I took it for a few months a couple years ago. It
helps with inflammation. I quit taking it because
it disrupted sound sleep. I was taking one tablet
twice a day. It was recommended to take it first thing in the morning on an empty stomach. (wait one hour before eating) Then at night at least two hours after dinner.
I purchased another bottle this evening and have taken one. I have been battling chronic fluid in my ears, sinuses, and wake with puffy eyes. I know this will help all of that. My problem will be interrupted sleep after a few days of consuming this product.
Any thoughts on why it would interrupt sleep? I want to take this for all the good I get out of it.
timely article, i just got some test results back last week. So thought i may as well post them up, plus results from 2 yrs ago. The results were in mmol/l, but i have converted to mg/dl in this post.
APR2009 APR2011 (45 y/o male)
Cholesterol: 189.48 235.86
Triglyceride: 35.43 35.43
HDL Cholesterol: 73.47 100.54
Chol/HDL-C Ratio: 2.6 2.3
VLDL Cholesterol: 7.73 7.73
LDL Cholesterol: 108.28 127.61
CRP was not tested.
I must admit, i don’t know what any of it means. The doctor said that Total Cholesterol was high, or she may have said ‘a bit high’ but did not require any attention (something to keep an eye may have been said).
Hi Betty,
I am kind of agnostic to negative on the value of those plant protease enzymes. Maybe they can help, but I haven’t seen convincing evidence of it. They can do harm too. If you try it, listen to your body.

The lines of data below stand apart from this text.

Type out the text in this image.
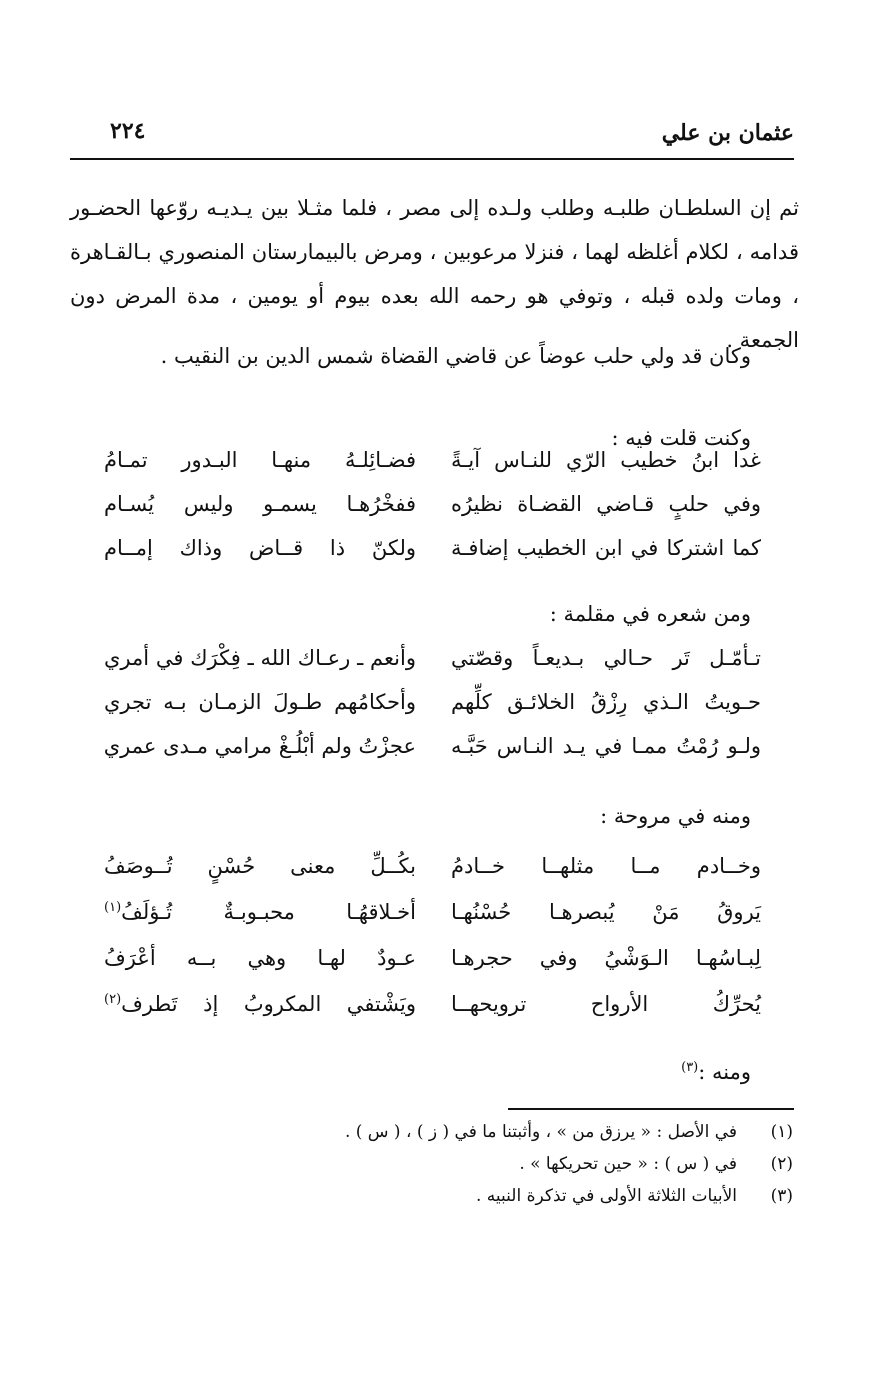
عثمان بن علي
٢٢٤

ثم إن السلطـان طلبـه وطلب ولـده إلى مصر ، فلما مثـلا بين يـديـه روّعها الحضـور قدامه ، لكلام أغلظه لهما ، فنزلا مرعوبين ، ومرض بالبيمارستان المنصوري بـالقـاهرة ، ومات ولده قبله ، وتوفي هو رحمه الله بعده بيوم أو يومين ، مدة المرض دون الجمعة .

وكان قد ولي حلب عوضاً عن قاضي القضاة شمس الدين بن النقيب .
وكنت قلت فيه :
غدا ابنُ خطيب الرّي للنـاس آيـةً
فضـائِلـهُ منهـا البـدور تمـامُ
وفي حلبٍ قـاضي القضـاة نظيرُه
ففخْرُهـا يسمـو وليس يُسـام
كما اشتركا في ابن الخطيب إضافـة
ولكنّ ذا قــاض وذاك إمــام
ومن شعره في مقلمة :
تـأمّـل تَر حـالي بـديعـاً وقصّتي
وأنعم ـ رعـاك الله ـ فِكْرَك في أمري
حـويتُ الـذي رِزْقُ الخلائـق كلِّهم
وأحكامُهم طـولَ الزمـان بـه تجري
ولـو رُمْتُ ممـا في يـد النـاس حَبَّـه
عجزْتُ ولم أبْلُـغْ مرامي مـدى عمري
ومنه في مروحة :
وخــادم مــا مثلهــا خــادمُ
بكُــلِّ معنى حُسْنٍ تُــوصَفُ
يَروقُ مَنْ يُبصرهـا حُسْنُهـا
أخـلاقهُـا محبـوبـةٌ تُـؤلَفُ$^{(١)}$
لِبـاسُهـا الـوَشْيُ وفي حجرهـا
عـودٌ لهـا وهي بــه أعْرَفُ
يُحرِّكُ الأرواح ترويحهــا
ويَشْتفي المكروبُ إذ تَطرف$^{(٢)}$
ومنه :$^{(٣)}$
(١)
في الأصل : « يرزق من » ، وأثبتنا ما في ( ز ) ، ( س ) .
(٢)
في ( س ) : « حين تحريكها » .
(٣)
الأبيات الثلاثة الأولى في تذكرة النبيه .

Why might it disrupt sleep? Proteases do funny things – they can split human proteins in two which stops them from working. Sometimes the pieces have weird activity. No one really understands the implications of taking these.
Hi Darrin,
Looks good! Everything’s great, except the LDL is slightly higher than it should be, which can be explained by your hypothyroidism or a copper or other micronutrient deficiency. I know you’re working on fixing those.